A la fin de cette entrevue, Blumshtein a ajouté, plein d’espoir : « Nous attendons tous un avenir meilleur pour nous et nos enfants. Être né d’un côté ou de l’autre n’est que le fruit du hasard. Lorsqu’on l’a compris, on arrête de se chercher un côté et on se concentre sur un avenir meilleur et commun. Une discussion ouverte entraînera sûrement un lien plus fort entre les gens des deux côtés. »

Faisant abstraction du gigantesque mur gris et des représentations partiales, les jeunes gens qui vivent dans ces deux états appellent à un dialogue ouvert et se disent prêt à chercher une solution commune avec « l’autre côté ».

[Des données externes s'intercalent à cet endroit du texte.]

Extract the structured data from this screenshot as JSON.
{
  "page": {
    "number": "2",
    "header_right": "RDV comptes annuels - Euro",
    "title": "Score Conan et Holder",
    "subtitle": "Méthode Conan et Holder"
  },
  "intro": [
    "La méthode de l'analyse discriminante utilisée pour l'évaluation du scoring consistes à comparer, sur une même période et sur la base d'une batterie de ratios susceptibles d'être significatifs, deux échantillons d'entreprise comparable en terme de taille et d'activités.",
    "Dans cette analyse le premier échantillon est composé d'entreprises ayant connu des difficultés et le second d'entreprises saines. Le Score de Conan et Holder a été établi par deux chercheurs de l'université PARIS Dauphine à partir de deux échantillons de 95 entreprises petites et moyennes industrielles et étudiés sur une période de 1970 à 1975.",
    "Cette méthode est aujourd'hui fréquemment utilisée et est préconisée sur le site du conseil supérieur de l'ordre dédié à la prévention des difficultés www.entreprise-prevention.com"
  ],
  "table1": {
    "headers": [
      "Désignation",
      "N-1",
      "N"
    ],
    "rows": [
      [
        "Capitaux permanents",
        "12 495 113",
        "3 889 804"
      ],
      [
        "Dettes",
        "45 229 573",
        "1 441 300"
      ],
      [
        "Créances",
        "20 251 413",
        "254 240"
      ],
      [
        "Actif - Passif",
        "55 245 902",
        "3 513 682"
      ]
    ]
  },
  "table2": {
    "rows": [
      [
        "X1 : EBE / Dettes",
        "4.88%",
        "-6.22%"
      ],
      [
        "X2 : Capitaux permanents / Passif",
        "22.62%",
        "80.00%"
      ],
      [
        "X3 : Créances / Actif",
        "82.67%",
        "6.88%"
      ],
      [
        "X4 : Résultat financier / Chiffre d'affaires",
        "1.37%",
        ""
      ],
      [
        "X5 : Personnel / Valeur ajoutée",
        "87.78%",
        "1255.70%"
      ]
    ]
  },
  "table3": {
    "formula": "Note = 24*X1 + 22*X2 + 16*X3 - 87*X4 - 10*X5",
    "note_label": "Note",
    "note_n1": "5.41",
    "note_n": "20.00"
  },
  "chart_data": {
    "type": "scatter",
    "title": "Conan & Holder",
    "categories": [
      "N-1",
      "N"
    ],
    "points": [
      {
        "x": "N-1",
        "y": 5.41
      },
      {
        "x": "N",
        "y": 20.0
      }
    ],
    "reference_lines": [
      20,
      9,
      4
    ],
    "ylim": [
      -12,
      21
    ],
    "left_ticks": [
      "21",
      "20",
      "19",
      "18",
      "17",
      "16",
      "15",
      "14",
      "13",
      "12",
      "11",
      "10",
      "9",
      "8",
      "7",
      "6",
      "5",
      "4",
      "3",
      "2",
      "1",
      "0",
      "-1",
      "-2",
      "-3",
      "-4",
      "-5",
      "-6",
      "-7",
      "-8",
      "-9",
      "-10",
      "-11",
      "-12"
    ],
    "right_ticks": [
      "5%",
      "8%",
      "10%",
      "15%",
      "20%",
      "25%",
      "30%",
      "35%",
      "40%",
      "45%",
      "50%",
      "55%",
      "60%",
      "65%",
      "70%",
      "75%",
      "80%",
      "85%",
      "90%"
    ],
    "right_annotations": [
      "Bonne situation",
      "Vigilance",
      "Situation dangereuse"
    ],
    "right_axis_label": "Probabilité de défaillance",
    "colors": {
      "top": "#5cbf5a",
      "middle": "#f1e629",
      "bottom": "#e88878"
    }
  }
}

Les décisions que la Palestine et Israël prennent sont depuis longtemps discutées et prises en dehors des frontières du pays : l’Accord d’Oslo en 1993 ou bien le « plan de paix » entre Netanyahu et Trump en 2020. Afin d’établir la paix dans ces deux états, les politiques locaux devraient reprendre les futurs processus de décisions à l’intérieur des frontières du pays et tenter d’établir un dialogue avec l’ « autre côté ». Et qui sait, peut-être qu’ils devraient être plus ouverts à de nouvelles voies et laisser le processus de paix à la jeune génération. Les anciennes méthodes n’ont jusqu’ici jamais fonctionné.